Si dans la région, la valeur réelle des échanges agricoles approcherait les 10 milliards $ par an, soit 6 fois plus que ce qui est estimé officiellement, le responsable souligne que les flux transfrontaliers jouent également un rôle important dans la sécurité alimentaire.
Grâce aux réseaux marchands bien organisés qui englobent des acteurs comme les collecteurs, les grossistes ou les transporteurs, une grande diversité de produits comme la viande, les huiles, les légumes, les fruits ou encore les condiments peuvent circuler entre les pays affichant des surplus et les nations déficitaires en dépit des multiples tracasseries routières.
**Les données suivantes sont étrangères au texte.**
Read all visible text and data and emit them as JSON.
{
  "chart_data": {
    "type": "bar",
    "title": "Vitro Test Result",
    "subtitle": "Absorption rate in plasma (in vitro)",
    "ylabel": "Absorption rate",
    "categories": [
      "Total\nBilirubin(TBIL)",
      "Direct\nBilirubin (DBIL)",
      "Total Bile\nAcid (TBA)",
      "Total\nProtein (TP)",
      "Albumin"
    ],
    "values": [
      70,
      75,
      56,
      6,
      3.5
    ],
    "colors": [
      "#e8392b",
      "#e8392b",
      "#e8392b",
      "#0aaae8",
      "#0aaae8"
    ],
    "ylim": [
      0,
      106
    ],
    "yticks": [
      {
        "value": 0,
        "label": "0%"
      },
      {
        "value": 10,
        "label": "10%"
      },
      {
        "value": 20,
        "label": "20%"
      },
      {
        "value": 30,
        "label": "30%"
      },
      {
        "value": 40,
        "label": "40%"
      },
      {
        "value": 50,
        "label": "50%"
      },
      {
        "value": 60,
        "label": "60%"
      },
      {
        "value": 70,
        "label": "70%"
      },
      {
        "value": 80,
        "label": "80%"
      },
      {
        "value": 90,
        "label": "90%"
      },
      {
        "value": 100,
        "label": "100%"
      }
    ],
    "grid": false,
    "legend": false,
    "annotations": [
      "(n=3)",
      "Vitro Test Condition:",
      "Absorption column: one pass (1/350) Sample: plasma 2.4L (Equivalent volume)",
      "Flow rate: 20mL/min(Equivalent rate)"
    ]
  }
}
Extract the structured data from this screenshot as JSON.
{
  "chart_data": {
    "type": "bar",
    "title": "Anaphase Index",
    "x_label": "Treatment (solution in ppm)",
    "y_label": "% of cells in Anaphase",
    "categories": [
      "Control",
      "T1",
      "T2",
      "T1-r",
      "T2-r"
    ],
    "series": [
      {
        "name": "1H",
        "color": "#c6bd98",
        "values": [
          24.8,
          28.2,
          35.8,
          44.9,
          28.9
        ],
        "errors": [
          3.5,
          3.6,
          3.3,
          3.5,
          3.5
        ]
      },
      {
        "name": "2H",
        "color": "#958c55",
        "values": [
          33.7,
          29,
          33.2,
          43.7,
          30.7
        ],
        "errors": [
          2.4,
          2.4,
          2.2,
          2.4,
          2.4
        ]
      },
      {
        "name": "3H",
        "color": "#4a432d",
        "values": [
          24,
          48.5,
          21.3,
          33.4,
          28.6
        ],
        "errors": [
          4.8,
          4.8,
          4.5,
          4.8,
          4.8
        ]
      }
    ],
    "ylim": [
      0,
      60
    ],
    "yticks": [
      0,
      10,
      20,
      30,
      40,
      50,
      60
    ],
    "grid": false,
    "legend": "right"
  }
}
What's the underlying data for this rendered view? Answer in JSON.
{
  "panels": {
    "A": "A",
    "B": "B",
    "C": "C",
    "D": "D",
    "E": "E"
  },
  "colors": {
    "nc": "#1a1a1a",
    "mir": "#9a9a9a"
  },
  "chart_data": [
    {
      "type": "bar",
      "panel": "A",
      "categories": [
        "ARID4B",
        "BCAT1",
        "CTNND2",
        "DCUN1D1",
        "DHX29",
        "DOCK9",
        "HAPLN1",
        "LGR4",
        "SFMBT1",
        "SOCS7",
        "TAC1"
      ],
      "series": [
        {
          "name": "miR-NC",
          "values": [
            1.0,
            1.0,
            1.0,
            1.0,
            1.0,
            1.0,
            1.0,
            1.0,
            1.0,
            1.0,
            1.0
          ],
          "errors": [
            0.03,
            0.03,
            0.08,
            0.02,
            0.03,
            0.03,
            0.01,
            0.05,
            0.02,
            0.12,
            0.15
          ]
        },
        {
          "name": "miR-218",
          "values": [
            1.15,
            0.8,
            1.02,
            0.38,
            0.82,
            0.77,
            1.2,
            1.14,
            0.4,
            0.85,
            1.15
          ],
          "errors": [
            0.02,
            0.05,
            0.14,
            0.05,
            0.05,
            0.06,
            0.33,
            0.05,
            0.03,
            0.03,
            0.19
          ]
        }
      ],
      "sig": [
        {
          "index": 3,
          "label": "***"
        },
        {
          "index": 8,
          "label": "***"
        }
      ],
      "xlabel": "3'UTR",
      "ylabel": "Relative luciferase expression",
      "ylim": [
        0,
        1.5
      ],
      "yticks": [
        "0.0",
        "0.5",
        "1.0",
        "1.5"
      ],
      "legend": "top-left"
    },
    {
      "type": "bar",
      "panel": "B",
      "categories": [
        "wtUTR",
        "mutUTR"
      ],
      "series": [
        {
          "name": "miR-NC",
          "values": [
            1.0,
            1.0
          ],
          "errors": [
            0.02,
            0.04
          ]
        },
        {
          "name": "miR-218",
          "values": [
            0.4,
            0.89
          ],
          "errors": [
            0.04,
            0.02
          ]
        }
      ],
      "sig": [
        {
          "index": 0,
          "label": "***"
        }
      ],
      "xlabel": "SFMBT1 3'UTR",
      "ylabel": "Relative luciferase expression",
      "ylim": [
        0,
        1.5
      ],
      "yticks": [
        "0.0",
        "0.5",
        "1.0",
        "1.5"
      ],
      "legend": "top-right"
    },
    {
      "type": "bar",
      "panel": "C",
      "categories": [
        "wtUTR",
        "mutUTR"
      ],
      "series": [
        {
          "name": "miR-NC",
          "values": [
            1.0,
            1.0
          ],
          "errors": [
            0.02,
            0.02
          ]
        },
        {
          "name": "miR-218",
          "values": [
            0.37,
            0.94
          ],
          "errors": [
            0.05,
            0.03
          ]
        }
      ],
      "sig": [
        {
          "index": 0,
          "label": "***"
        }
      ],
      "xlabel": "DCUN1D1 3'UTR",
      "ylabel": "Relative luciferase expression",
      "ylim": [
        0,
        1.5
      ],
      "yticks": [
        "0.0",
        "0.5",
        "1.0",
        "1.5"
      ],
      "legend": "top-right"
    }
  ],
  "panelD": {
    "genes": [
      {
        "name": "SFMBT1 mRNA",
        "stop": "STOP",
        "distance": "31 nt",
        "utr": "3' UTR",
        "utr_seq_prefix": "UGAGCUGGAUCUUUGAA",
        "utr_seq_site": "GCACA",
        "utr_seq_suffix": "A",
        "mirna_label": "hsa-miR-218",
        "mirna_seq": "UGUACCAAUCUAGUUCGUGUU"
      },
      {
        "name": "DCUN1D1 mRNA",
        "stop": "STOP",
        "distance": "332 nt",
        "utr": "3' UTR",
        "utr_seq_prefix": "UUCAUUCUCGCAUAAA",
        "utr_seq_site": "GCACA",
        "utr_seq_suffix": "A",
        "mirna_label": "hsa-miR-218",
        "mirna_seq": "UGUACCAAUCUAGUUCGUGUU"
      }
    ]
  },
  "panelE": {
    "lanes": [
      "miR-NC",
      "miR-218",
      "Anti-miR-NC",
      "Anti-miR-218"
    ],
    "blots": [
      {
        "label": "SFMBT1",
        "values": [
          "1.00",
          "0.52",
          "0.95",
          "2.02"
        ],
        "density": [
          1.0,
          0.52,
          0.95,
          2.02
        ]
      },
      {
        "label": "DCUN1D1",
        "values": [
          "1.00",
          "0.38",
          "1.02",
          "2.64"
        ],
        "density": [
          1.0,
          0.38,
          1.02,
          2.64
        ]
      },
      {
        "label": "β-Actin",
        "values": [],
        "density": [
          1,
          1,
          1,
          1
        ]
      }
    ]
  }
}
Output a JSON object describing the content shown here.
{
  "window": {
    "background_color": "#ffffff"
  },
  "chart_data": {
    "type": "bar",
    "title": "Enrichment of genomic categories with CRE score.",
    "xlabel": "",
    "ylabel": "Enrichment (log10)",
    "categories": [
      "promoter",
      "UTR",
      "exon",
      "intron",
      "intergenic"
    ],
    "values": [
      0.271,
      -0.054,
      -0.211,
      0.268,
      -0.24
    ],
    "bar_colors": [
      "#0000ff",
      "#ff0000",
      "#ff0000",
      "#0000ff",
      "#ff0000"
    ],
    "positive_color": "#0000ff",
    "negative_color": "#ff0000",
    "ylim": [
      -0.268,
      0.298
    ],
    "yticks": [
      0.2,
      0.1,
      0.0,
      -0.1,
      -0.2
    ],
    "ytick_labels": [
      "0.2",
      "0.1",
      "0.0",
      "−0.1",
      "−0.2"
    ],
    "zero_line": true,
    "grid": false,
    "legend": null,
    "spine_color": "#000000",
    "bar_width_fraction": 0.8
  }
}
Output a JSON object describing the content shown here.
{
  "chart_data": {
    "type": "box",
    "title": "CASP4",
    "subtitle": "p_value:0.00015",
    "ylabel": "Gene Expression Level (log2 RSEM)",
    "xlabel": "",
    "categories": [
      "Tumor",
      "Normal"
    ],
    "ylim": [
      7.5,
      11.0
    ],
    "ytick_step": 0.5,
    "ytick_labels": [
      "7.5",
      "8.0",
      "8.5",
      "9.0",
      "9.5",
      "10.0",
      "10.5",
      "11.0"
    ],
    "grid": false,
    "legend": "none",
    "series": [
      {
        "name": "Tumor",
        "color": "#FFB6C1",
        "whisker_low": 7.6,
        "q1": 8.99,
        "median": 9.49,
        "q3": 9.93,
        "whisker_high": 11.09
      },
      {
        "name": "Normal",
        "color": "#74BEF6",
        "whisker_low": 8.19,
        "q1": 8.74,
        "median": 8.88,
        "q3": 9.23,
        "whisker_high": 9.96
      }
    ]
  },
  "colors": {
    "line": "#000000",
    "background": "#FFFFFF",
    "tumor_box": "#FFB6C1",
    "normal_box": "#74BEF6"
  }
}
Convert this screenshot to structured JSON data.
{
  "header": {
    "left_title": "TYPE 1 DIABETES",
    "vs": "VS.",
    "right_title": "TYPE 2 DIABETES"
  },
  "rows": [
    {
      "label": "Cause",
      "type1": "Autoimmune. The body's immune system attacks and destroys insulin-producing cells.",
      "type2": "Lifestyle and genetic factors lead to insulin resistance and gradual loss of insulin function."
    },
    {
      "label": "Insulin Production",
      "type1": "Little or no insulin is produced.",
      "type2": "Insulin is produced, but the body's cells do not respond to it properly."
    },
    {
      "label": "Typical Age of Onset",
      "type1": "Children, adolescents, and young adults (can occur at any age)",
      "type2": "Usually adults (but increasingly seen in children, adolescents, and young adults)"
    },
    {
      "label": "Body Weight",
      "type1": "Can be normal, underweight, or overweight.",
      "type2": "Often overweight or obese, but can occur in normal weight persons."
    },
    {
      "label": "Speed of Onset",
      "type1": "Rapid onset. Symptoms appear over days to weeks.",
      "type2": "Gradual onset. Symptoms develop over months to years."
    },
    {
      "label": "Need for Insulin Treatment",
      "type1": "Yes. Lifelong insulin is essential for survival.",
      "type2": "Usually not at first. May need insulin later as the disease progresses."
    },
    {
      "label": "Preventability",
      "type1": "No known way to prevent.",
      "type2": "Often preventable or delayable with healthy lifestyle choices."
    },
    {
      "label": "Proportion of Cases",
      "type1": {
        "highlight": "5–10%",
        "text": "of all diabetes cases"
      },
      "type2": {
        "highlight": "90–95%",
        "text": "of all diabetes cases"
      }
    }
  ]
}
« Le commerce régional est un pilier de la souveraineté alimentaire en Afrique de l’Ouest. Il y a d’énormes complémentarités entre les pays sahéliens et côtiers notamment au niveau de certains produits comme le bétail ou les fruits et légumes. Il ne s’agit pas que de l’informel et de petits commerçants comme on peut le croire. Ce sont des filières compétitives sur lesquelles il faut miser et investir pour diversifier le panier alimentaire au-delà des céréales qui représentent seulement 22 % des dépenses des ménages, mais qui concentrent beaucoup l’attention des politiques parce qu'elles sont essentiellement importées du marché mondial », explique-t-il.
Dans un tel contexte, M. Heinrigs estime que les politiques nationales de souveraineté alimentaire doivent désormais intégrer ces différentes dimensions du commerce intrarégional qui est en plein boom.
« Aujourd’hui, si on écarte le cacao et la noix de cajou, 60 % des exportations agricoles des pays d’Afrique de l’Ouest se font au sein de la région. Si on prend en compte le commerce agricole total, la région pèse pour 35 %. C’est un chiffre qui est 2,5 à 4 fois plus élevé que ce qui est véhiculé dans toutes les publications », conclut-il.
Pour rappel, selon l’OCDE, près de 95 % des échanges de racines et tubercules (manioc, igname), 72 % des légumes, 62 % des fruits et plus de la moitié des protéines animales en Afrique de l’Ouest ne sont pas pris en compte dans les statistiques.